Some of them have been filtered out in the similarity script logic either because they fall into the NLTK stopwords or they have one character.

N.B: This analysis is based on the first comments only. I can extend to all comments if needed

Find attached a file containing each word and its respective IDF and reverted IDF bugs_idf.zip

suhaibmujahid commented 2 years ago

Thank you @Amotul-raheem ! Very nice work 👍

Some of them have been filtered out in the similarity script logic either because they fall into the NLTK stopwords or they have one character.

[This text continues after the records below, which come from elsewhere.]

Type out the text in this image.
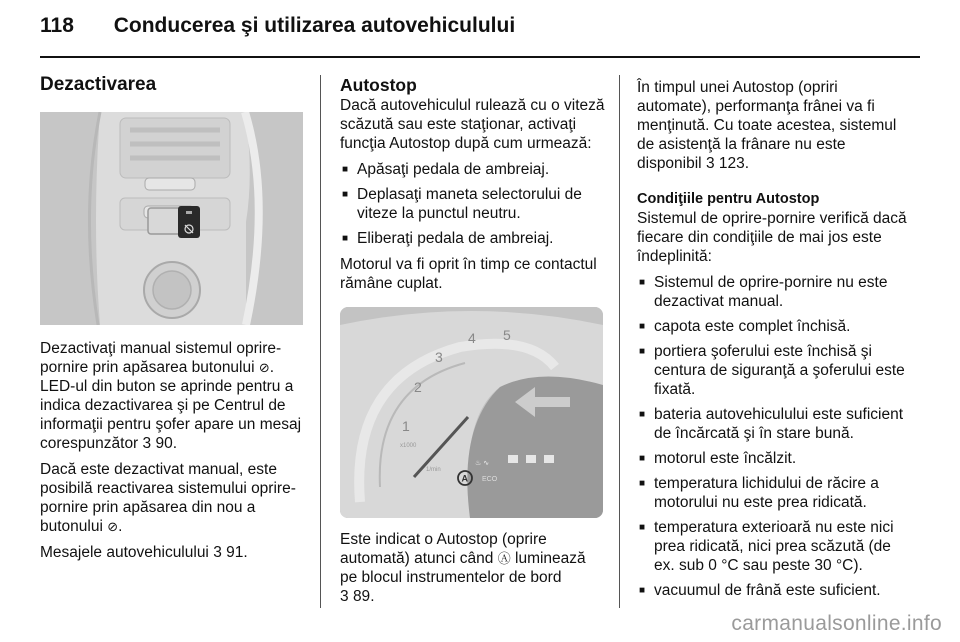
118 Conducerea şi utilizarea autovehiculului
Dezactivarea

Dezactivaţi manual sistemul oprire-pornire prin apăsarea butonului ⊘. LED-ul din buton se aprinde pentru a indica dezactivarea şi pe Centrul de informaţii pentru şofer apare un mesaj corespunzător 3 90.

Dacă este dezactivat manual, este posibilă reactivarea sistemului oprire-pornire prin apăsarea din nou a butonului ⊘.

Mesajele autovehiculului 3 91.

Autostop

Dacă autovehiculul rulează cu o viteză scăzută sau este staţionar, activaţi funcţia Autostop după cum urmează:

■ Apăsaţi pedala de ambreiaj.
■ Deplasaţi maneta selectorului de viteze la punctul neutru.
■ Eliberaţi pedala de ambreiaj.

Motorul va fi oprit în timp ce contactul rămâne cuplat.

1
2
3
4 5
x1000
1/min
♨ ∿
A ECO

Este indicat o Autostop (oprire automată) atunci când Ⓐ luminează pe blocul instrumentelor de bord
3 89.

În timpul unei Autostop (opriri automate), performanţa frânei va fi menţinută. Cu toate acestea, sistemul de asistenţă la frânare nu este disponibil 3 123.

Condiţiile pentru Autostop

Sistemul de oprire-pornire verifică dacă fiecare din condiţiile de mai jos este îndeplinită:

■ Sistemul de oprire-pornire nu este dezactivat manual.
■ capota este complet închisă.
■ portiera şoferului este închisă şi centura de siguranţă a şoferului este fixată.
■ bateria autovehiculului este suficient de încărcată şi în stare bună.
■ motorul este încălzit.
■ temperatura lichidului de răcire a motorului nu este prea ridicată.
■ temperatura exterioară nu este nici prea ridicată, nici prea scăzută (de ex. sub 0 °C sau peste 30 °C).
■ vacuumul de frână este suficient.
carmanualsonline.info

Could you please remove these cases?

N.B: This analysis is based on the first comments only. I can extend to all comments if needed

This should be enough for now. You can try if you want and see if the results show a different perspective.

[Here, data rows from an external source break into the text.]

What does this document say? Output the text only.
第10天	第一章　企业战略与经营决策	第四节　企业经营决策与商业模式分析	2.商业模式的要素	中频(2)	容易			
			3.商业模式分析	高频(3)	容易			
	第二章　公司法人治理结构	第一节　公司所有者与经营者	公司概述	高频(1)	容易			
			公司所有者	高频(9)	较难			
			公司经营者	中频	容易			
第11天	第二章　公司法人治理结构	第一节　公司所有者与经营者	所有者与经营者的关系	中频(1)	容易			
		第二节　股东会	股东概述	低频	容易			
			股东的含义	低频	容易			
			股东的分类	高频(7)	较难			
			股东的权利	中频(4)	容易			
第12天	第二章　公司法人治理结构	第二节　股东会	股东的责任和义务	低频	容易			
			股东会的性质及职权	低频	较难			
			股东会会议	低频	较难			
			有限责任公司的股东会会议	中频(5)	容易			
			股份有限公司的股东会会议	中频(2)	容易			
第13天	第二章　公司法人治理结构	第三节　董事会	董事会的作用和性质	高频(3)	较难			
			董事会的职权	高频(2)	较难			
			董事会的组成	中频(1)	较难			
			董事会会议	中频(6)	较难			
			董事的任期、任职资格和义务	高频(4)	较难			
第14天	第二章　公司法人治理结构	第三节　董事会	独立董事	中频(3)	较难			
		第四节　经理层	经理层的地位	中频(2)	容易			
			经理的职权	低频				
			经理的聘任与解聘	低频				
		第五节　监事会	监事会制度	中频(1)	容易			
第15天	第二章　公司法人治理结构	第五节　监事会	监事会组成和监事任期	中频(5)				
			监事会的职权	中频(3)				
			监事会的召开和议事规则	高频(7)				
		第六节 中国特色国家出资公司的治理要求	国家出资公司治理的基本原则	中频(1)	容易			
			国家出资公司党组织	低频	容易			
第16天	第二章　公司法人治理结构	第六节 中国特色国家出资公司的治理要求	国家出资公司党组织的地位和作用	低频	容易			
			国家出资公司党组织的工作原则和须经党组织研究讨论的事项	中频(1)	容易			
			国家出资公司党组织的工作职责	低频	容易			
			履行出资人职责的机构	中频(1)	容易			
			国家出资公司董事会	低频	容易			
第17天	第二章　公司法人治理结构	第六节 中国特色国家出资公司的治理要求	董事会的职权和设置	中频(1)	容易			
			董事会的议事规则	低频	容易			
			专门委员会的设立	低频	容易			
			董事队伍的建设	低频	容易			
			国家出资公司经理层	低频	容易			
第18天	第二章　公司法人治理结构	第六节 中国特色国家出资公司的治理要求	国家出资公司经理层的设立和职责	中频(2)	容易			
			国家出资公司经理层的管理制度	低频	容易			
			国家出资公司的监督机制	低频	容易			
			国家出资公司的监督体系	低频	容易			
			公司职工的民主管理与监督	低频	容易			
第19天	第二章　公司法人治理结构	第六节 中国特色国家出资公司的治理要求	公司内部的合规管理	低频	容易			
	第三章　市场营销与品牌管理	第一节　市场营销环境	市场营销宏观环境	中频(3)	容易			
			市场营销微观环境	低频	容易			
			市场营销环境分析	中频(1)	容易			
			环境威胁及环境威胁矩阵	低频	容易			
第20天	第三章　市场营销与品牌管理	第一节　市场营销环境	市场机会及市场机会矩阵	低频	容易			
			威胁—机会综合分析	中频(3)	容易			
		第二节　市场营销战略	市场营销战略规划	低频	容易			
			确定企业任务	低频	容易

The next step will be to select the best candidates for these lists. Also, we want to check if there is a need to drop some NLTK stopwords.

Amotul-raheem commented 2 years ago

@suhaibmujahid Thanks, I'll remove those that already exist in NLTK stopwords and the single characters. Also, I forgot to respond to the dropping of some of the NLTK stopwords. After looking at the words(179 words) I think they are fine, I can't see anything that needs to be removed from them. That being said, I'll continue to work on selecting the best candidates for the stopwords.

Thanks!

Amotul-raheem commented 2 years ago

@suhaibmujahid

After doing some downsizing from the top 1000 most frequent words i.e low idf, these are some words that I think will be good candidates for the stopwords. 'rsi', 'rdx', 'amd64', 'rdi', 'rcx', 'r13', 'r15', 'rax', 'r14', 'rbx', 'rbp', 'r10', 'rsp', 'r12', 'r9', 'var', 'webrtc', 'r11', 'nsithread', 'r8', 'iframe', 'wiki', 'plugin', 'login', 'opt', 'e10s', 'links', 'libxul', 'tree', 'node', 'exe', 'dmp', 'async', 'mach', 'blobber', 'docshell', 'xre', 'gre', 'init', 'dist', 'crashreporter', 'pushloghtml', 'mochikit', 'though', 'appdata', 'every', 'es', 'geckoview', 'temp', 'messageloop', 'etc', 'recv', 'python', 'args', 'addon', 'much', 'website', 'bin', 'self', 'mozrunner', 'around', 'many', 'mochitest', 'char', 'core', 'mochitests', 'cgi', 'nsthread', 'obj', 'addons', 'either', 'string', 'gpu', 'maybe', 'bool', 'simpletest', 'io', 'taskcluster', 'int', 'patch', 'xul', 'macintosh', 'webrender', 'however', 'let', 'gfx', 'ui', 'lib', 'residentfast', 'vsize', 'bugzilla', 'bit', 'might', 'void', 'tmp', 'const', 'bugs', 'ubuntu', 'reftest', 'google', 'macos', 'net', 'applewebkit', 'khtml', 'devtools', 'cc', '0a1', 'xhtml', 'xpcom', 'dll', 'en', 'marionette', 'css', 'toolkit', 'mac', 'android', 'instead', 'safari', 'www', 'javascript', 'moz', 'x11', 'ipc', 'searchfox', 'ns', 'html', 'pid', 'os', 'console', 'hg', 'chromium', 'js', 'hex', 'application', 'x86', 'issue', 'could', 'win64', 'would', 'http', 'x64', 'wpt', 'pr', 'linux', 'nt', 'dom', 'builds', 'url', 'sync', 'also', 'autoland', 'logviewer', 'window', 'chrome', 'github', 'code', 'tc', 'rv', 'web', 'ci', 'v1', 'logs', 'windows', 'agent', 'api', 'browser', 'repo', 'log', 'treeherder', 'id', 'str', 'gecko', 'bug', 'com', 'org', 'firefox', 'https', 'mozilla'

Attached below is also the file containing the bottom 1000 least occurring words with high idf.

high_idf_words.txt

Please let me know what you think.

Thanks